The model accounts for an often-overlooked narrow ocean current along the Antarctic coast and simulates how rapidly flowing freshwater, melted from the ice shelves, can trap dense warm ocean water at the base of the ice, causing it to warm and melt even more.
Scientists argued that a warming atmosphere and warming oceans caused by climate change are increasing the speed at which these ice shelves are melting, threatening their ability to hold back the flow of ice sheet into the ocean.
Such a phenomenon can mean that ice shelf melt rates are 20 to 40 percent higher than global climate model predictions.

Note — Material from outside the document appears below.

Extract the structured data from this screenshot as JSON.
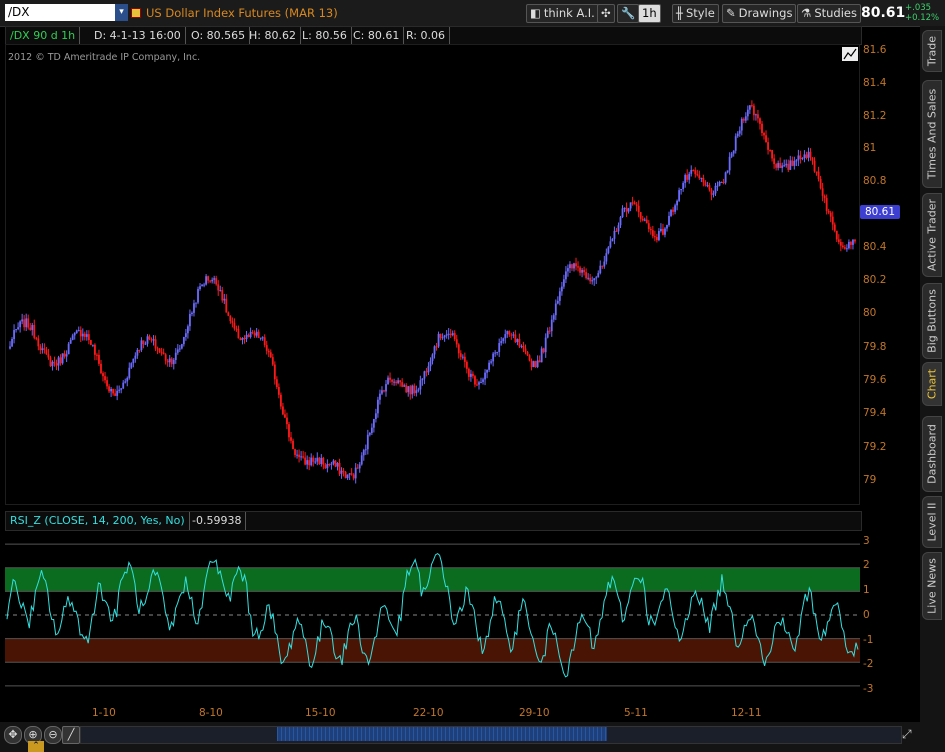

¨Whether this mechanism that we’ve been studying is active in the real world, it may mean that ice shelf melt rates are 20% to 40% higher than the predictions in global climate models, which typically cannot simulate these strong currents near the Antarctic coast,¨ specialists said
“Large global climate models don’t include this coastal current, because it’s very narrow — only about 20 kilometers wide, while most climate models only capture currents that are 100 kilometers across or larger. So, there is a potential for those models to not represent future melt rates very accurately.” Ice shelves are outcroppings of the Antarctic ice sheet, found where the ice juts out from land and floats on top of the ocean. The shelves, which are each several hundred meters thick, act as a protective buffer for the mainland ice, keeping the whole ice sheet from flowing into the ocean (which would dramatically raise global sea levels).